The Constraint callback passes in (optional) user data. This would typically include a pointer to the application's HMGeoGroup, and any other data needed by the callbacks.

An application programmer also needs to give careful consideration to certain object dependencies. In particular, Geo transform updates on which Hyp objects may depend would need to be performed before the Hyp group is time-stepped (for example, for Geo key-frame interpolation, or other external motion control methods), whilst any Geo transform updates that depend on the current state of Hyp objects would need to be called after the Hyp group is time-stepped (for example, Geo 'attachments' to Hyp object). The most appropriate place to perform these operations would depend on the particular application.
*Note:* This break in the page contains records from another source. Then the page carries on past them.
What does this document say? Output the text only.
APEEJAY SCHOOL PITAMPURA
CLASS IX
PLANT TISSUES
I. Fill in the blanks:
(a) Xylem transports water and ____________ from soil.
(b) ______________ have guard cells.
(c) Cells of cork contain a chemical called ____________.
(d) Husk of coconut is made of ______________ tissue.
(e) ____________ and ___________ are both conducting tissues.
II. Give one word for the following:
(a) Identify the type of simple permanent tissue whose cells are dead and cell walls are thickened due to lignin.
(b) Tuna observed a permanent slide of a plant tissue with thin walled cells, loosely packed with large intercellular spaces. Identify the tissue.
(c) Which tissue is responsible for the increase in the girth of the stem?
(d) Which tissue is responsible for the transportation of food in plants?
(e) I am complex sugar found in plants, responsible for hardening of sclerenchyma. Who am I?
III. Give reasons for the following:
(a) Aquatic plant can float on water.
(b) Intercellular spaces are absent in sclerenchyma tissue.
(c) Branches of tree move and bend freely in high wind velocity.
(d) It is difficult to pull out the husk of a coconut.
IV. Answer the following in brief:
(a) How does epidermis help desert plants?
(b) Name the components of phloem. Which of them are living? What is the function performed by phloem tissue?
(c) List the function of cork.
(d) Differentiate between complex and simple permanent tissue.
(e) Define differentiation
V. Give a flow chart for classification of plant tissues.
The following code fragment illustrates a typical set-up, using an 'EvaluateSystem( )' function, which would be called from within the application's 'timer' or 'time-changed' callback or idle-time 'work' procedure :

int EvaluateSystemCB(int frame)
{
       .
        .
       
MyDataClass *mydata = (MyDataClass *)userdata;   //<<< cast to ptr to 'MyDataClass'
        .
        .

        HMGeoGroup *pggrp = mydata->pGeoGroup;           //<<< pre-defined member (not used here)
        .
        .
        float curtime = phgrp->getCurrentTime();         //<<< in seconds!
        .
        .
        HMVector hpos(0.0f);                             //<<< set Y-component of hpos vector to
        hpos.y = curtime * 2.0f;                         //<<< twice current_time
        .
      //Set Y-position of part '4' of Hyp '1' to Y-component of vector 'hpos' :-
        int hobjn = 1;
        int hprtn = 4;
        phgrp->setPos(hobjn,hprtn, HST_CD, HVC_Y, &hpos, NULL,NULL);
        .
        .

}

 

Miscellaneous

Numerous other functions and capabilities exist via the API, enabling, for example, editing of the structure and shape of Hyp objects, editing of material attributes, editing of 'parts' and 'groups' of Geo and Hyp objects, re-alignment of Geo and Hyp objects, establishing of 'material associations' between Geo objects and Hyp objects, creation and editing of Hyp object 'DStates' (which, like Initial States, are full-blown physical states to which Hyp objects can be initialised and time-stepped from), and R3-recordings of Hyp objects (allowing instant evaluation of Hyp objects at particular frames, once physical time-stepping has been performed the first time), etc, etc. ( ... 'DStates' will be available in a future release of the API).